„Doświadczenie atutem Politechniki”. Wypowiedzi przed piątkowym meczem
Siatkarze Effectora po zwycięstwie nad BBTS-em Bielsko-Biała już w piątek 25 listopada o godz. 18. 00 podejmują w Hali Legionów ONICO AZS Politechnikę Warszawską. Kielczanie chcą zdobyć kolejne punkty, ale rywal jest niezwykle wymagający. Jak zgodnie podkreślają nasi zawodnicy ich największym atutem jest doświadczenie.
Jędrzej Maćkowiak:
Trudno powiedzieć czy Effector będzie faworytem w meczu z Politechniką. Myślę, że też nie byliśmy nim w spotkaniu z Bielskiem, o czym świadczy trudny i wyrównany mecz. Rzeczywiście Warszawa jest trochę niżej od nas w tabeli, ale są tam zawodnicy, którzy potrafią grać w siatkówkę. Mają w składzie dwóch mistrzów świata i atakującego Michała Filipa, który jest niezwykle groźny. Mogą nam utrzeć nosa. To jest trochę mocniejszy zespół niż BBTS, ale będziemy walczyć o zwycięstwo. Atmosfera w drużynie jest bardzo dobra. Mamy całkiem fajny wynik i miejsce w tabeli i mam nadzieje, że wyjdziemy zmotywowani i będziemy się cieszyć grą.
Jakub Wachnik:
Na pewno nie boimy się nikogo, ale mamy duży szacunek do przeciwnika. Podejdziemy do tego meczu bardzo skoncentrowani i nastawieni na walkę, bo to nie będzie łatwy mecz. Jesteśmy sąsiadami jeżeli chodzi o odległość pomiędzy miastami, ale też miejsce w tabeli. Wydaje mi się, że ambicje mają na wyższą pozycję, teraz mieli kilka porażek z rzędu, dlatego będą tutaj chcieli za wszelką cenę zdobyć punkty. My za to zamierzamy pokazać, że ostatnie zwycięstwa to nie przypadek, a nasza ciężka praca na treningach procentuje. Na razie nie stawiamy sobie celu. Chcemy grać dobrą
siatkówkę i cieszyć się grą. Ona ma sprawiać zarówno nam radość jak i kibicom, którzy są z nami w dobrych i złych momentach.
Marcin Komenda:
Politechnika Warszawska na pewno jest bardziej doświadczonym zespołem. To może być dla nas trudność, bo w kluczowych momentach to doświadczenie może przeważyć o wyniku. My mamy ambitną drużynę i zrobimy wszystko, żeby wygrać ten mecz. Na pewno nie będzie łatwo, bo rywal jest wymagający. Wprawdzie w tabeli są za nami, ale mieli trudnych przeciwników. Teraz zrobią wszystko, żeby się odbudować. My nadal jesteśmy w niezłej formie, choć czasem ona faluje. Cieszymy się, że wygrywamy i chcielibyśmy, żeby ta forma była ustabilizowana. Niestety na razie tak się nie da, ale musimy z tym walczyć. Jeżeli wykluczymy to falowanie, to z Warszawą powinno być dobrze.

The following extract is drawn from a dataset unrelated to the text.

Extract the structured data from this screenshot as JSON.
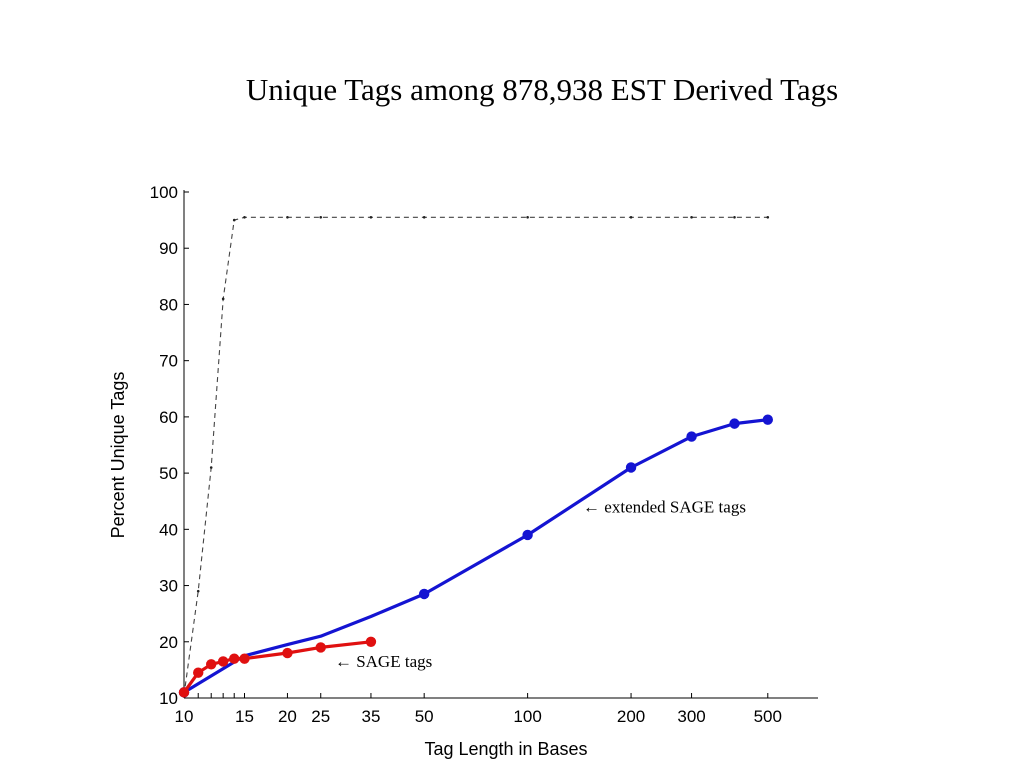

Dariusz Daszkiewicz, trener Effectora Kielce:
Nasze dotychczasowe wyniki napawają optymizmem, ale przed nami jeszcze długa droga. Cieszę się, że cały zespół ciężko pracuje na treningach i widać tego efekty. Ważnym czynnikiem jest to, że na razie omijają nas kontuzje. W zeszłym roku pomimo tego, że teoretycznie byliśmy mocniejsi kadrowo to kilku kluczowych zawodników miało problemy ze zdrowiem, co od razu przekładało się na wyniki. Nie mamy jakiś dalekosiężnych planów. Zawsze staramy się skupiać na najbliższym przeciwniku. Teraz jest to Politechnika Warszawska, która jest bardzo mocna. Ma w składzie dwóch mistrzów świata, Samicę, grupę młodzieżowych reprezentantów Polski, ale my ciężko pracujemy, żeby się do tego meczu odpowiednio przygotować. AZS to zespół, który co roku robi progres. Zarówno sportowo jak i organizacyjnie idzie do przodu. Mają ambitne plany i na pewno nie będzie to łatwo spotkanie. My przede wszystkim musimy zwracać uwagę na własną grę.